Denmark has risen to the highest spot in the entire European Union in terms of taxes, ousting previous leader France.
According to the latest edition of Taxation Trends in the European Union, a new comparison of tax rates across the bloc, the Danish government raised the highest percentage of its GDP in tax revenues at 46.1 percent, a significant 1.8 percent rise that allowed the Scandinavian country to speed ahead of France, whose tax revenues fell by 0.9 percent to 45.5 percent.
At the bottom of the tax-revenue-to-GDP ratio was Ireland (22.1 percent) and Romania (26 percent).
Denmark and Cyprus saw the highest gains, whereas Belgium, France, and Denmark's northern neighbour Sweden clocked some of the highest losses.
Furthermore, Denmark also had the highest share of direct taxes, with levies on goods and services representing a full 66.5 percent of revenues (followedby Ireland and Malta).
Over the decade preceding 2019, Denmark and France saw the highest increases in the implicit tax rates on capital at over 10 percent each.
Significantly, Denmark in 2021 also has the highest top rate of income tax at 55.9 percent, ahead of runner-up Greece at 54 percent, Belgium at 53 percent, and Sweden at 52.3 percent.
Denmark additionally appeared to have some of the highest standard value-added tax values at 25 percent, surpassed only by Hungary at 27 percent.
The nation finances most of its social security through general taxation, implying large intragovernmental transfers to social security funds.
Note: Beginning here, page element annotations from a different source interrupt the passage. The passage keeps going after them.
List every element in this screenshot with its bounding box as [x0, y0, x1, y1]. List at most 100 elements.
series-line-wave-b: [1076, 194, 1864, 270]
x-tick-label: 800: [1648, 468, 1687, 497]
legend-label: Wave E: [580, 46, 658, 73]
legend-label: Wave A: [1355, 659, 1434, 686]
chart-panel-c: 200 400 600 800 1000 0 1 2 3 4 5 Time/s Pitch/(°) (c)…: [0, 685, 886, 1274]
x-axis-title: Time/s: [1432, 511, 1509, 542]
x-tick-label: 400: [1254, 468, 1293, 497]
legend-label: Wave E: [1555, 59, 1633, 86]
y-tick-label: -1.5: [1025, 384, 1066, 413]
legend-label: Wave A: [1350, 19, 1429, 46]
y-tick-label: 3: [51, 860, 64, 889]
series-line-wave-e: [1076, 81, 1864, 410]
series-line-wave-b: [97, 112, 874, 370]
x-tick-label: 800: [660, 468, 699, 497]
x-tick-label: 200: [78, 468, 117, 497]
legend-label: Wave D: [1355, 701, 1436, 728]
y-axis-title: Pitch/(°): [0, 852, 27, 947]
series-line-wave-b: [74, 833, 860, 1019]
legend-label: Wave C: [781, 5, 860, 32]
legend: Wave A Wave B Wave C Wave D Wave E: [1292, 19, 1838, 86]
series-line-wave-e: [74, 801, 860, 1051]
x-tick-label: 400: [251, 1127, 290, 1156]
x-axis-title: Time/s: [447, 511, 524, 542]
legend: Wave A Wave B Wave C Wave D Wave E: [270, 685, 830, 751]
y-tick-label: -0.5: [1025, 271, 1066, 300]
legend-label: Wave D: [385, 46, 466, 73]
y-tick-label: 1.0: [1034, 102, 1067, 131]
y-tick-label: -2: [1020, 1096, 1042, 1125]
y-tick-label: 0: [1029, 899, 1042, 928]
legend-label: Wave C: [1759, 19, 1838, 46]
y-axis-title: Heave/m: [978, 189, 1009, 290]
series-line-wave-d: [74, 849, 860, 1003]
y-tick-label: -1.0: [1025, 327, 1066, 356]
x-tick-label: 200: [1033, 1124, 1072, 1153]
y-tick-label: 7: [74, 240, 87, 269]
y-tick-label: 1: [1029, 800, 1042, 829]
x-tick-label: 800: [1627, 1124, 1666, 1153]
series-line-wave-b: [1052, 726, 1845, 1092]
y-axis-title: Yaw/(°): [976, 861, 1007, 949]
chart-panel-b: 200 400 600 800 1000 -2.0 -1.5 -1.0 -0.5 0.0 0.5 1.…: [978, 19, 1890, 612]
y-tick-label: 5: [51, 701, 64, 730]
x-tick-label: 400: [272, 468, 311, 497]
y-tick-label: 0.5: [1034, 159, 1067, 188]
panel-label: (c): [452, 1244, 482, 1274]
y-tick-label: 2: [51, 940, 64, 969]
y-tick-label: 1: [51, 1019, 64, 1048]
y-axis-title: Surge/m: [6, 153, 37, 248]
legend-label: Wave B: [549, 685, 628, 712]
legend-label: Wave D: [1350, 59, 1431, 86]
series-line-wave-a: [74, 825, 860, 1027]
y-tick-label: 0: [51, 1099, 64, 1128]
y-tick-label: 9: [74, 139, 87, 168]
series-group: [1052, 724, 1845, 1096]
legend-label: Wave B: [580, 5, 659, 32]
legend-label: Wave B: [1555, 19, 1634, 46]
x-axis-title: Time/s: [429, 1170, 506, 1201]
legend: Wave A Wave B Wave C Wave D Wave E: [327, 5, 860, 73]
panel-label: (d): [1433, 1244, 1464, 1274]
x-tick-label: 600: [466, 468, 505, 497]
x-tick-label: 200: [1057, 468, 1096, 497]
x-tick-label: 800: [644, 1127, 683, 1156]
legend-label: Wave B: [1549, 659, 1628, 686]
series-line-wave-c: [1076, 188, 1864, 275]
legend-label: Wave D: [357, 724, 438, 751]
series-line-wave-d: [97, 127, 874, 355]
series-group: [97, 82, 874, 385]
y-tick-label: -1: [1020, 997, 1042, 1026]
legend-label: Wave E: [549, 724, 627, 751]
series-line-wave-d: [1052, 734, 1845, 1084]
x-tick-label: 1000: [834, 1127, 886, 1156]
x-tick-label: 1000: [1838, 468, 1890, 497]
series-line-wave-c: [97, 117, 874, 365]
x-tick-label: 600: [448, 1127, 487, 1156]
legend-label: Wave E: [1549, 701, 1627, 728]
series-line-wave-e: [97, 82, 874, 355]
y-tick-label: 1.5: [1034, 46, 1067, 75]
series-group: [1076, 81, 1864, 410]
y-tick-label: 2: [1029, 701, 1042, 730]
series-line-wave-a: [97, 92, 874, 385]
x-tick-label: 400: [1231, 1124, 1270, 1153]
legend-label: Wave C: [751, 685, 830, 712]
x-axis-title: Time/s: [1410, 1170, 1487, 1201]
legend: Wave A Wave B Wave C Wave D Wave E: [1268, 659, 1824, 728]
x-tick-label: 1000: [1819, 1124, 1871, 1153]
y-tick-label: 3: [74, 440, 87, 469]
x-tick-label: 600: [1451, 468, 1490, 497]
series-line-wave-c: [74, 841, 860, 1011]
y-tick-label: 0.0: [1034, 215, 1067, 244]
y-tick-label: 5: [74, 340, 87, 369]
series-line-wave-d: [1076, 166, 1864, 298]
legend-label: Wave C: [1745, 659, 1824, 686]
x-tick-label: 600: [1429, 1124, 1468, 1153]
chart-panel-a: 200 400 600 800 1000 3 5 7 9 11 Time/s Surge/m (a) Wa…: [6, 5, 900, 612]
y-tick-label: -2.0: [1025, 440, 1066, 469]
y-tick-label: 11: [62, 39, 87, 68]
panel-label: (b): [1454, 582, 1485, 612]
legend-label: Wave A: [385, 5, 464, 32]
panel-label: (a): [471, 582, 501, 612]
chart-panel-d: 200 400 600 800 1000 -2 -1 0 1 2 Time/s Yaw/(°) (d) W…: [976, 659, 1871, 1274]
This explains the extremely low share of social contributions and the high share of direct taxation in total tax revenues.
Overall, Denmark has one of the highest tax rates in the world, which is often cited as one of the biggest objections against the Scandinavian (and Danish in particular) welfare model. In Denmark, residents pay multiple taxes to the state and their municipality to a combined rate of around 45 percent.
A person working in Denmark typically earns around 40,600 DKK per month ($6,500).